Audio By Carbonatix
Professor of Finance and Economics at the University of Ghana, Godfred Bokpin, has criticised Ghana’s budgetary framework, arguing that it enables state-owned enterprises (SOEs) to underperform without consequence.
Speaking on Joy FM’s Super Morning Show on Monday, September 1, during a discussion on the latest State Ownership Report by the State Interests and Governance Authority (SIGA), Prof. Bokpin said SOEs are routinely supported with state resources regardless of performance.
“It’s more of the same. There’s no incentive to do well and better. This country has accepted this poor performance and we reward it adequately,” he said.
According to him, the national budget annually makes provisions to subsidise SOEs, often with taxpayers’ money, leaving little motivation for improvement.
“In 2023, if you look at our national budget, you’ll find under the resource allocation framework an item called ‘other expenditure.’ This covers energy sector levies and transfers to meet energy sector shortfalls and other SOEs, just to keep them afloat apart from the revenue they generate from their core activities,” he explained.
Prof.
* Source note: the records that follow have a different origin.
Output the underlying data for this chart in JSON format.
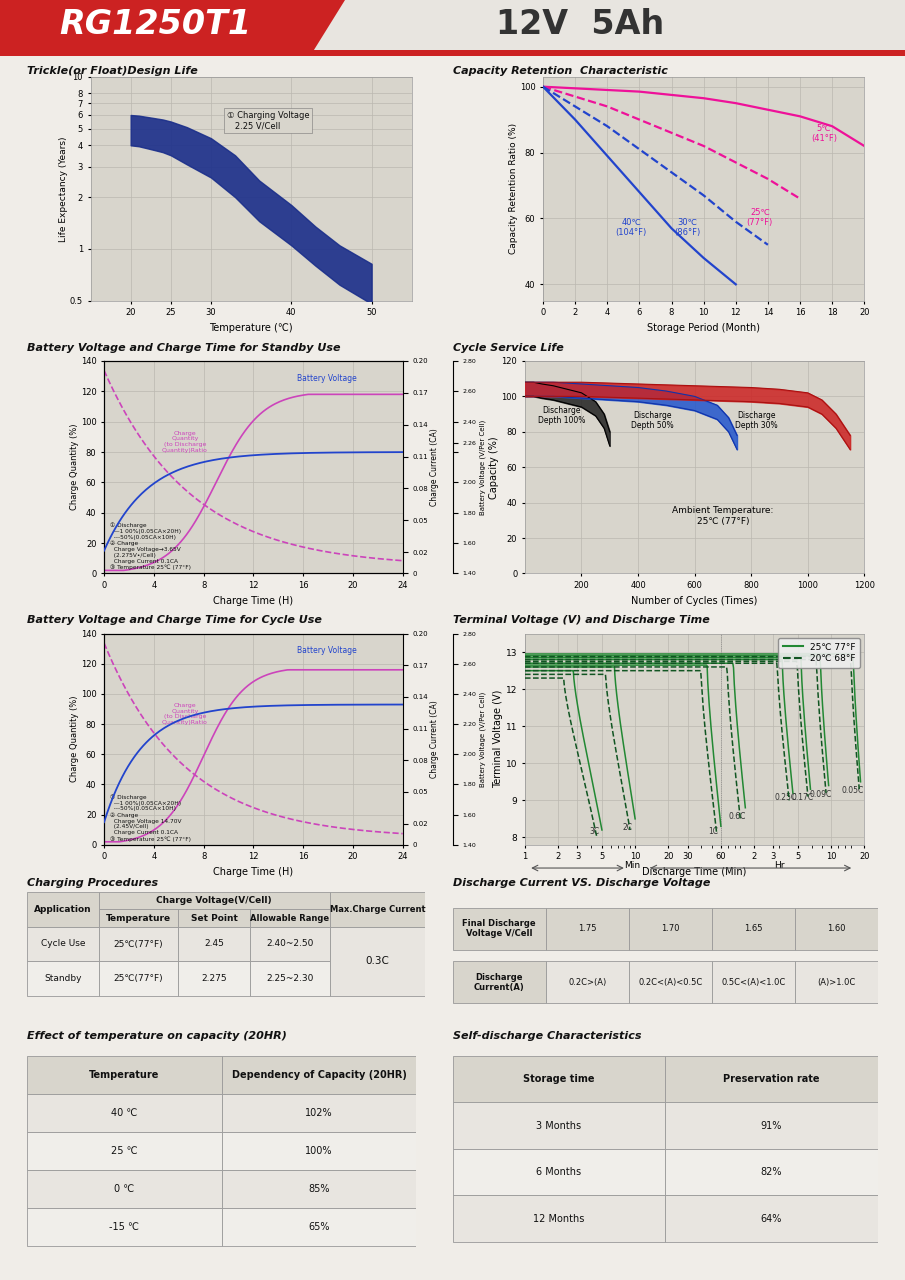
{
  "header_title": "RG1250T1",
  "header_subtitle": "12V  5Ah",
  "section_titles": [
    "Trickle(or Float)Design Life",
    "Capacity Retention  Characteristic",
    "Battery Voltage and Charge Time for Standby Use",
    "Cycle Service Life",
    "Battery Voltage and Charge Time for Cycle Use",
    "Terminal Voltage (V) and Discharge Time",
    "Charging Procedures",
    "Discharge Current VS. Discharge Voltage",
    "Effect of temperature on capacity (20HR)",
    "Self-discharge Characteristics"
  ],
  "page_bg": "#f0ede8",
  "plot_bg": "#d8d5cc",
  "grid_color": "#bbb8b0"
}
Bokpin said inefficiencies are passed on to citizens through levies such as the Energy Sector Levy (ESLA) and the recently introduced one-cedi fuel levy.
“If you look at the kind of incentive mechanism we’ve put in place, really there’s very little motivation to do well because there are no punishments linked to poor performance, and nobody gets sacked,” he stressed.
Political Patronage and Rising Costs
The professor further argued that many SOEs have become channels for political patronage rather than efficiency.
“If you lift the veil, you realise that some of these SOEs have become the medium through which politicians reward political financiers and party loyalists. That weakens our ability to demand efficiency from them,” he said.
He pointed to the steady rise in allocations for “other expenditure” in recent budgets, noting that the figure increased from GH₵23.7 billion in 2023 to GH₵27.7 billion in 2024, and further to GH₵33.6 billion in 2025, even higher than capital expenditure allocations.
Prof. Bokpin also claimed some SOE executives enjoy greater perks than sector ministers with far less scrutiny.
“It is sometimes better to be a CEO of some of these SOEs or a senior person in those organisations than being a sector minister because of the reward mechanisms and the less monitoring by citizens and the media,” he observed.
He further questioned the sharp rise in administrative costs of SOEs compared to private firms in similar sectors.
“The other thing to also look at is to see some of these state-owned enterprises and see the rise in their administrative cost, over a period, and then you can compare that to similar companies in the private sector along those same lines, and you will see inefficiency.
“Even though the SIGA report says there have been gains in operational efficiency, if you do sector comparisons where there are relevant private companies, you will see inefficiency that is ultimately passed on to the taxpayer,” Prof. Bokpin added.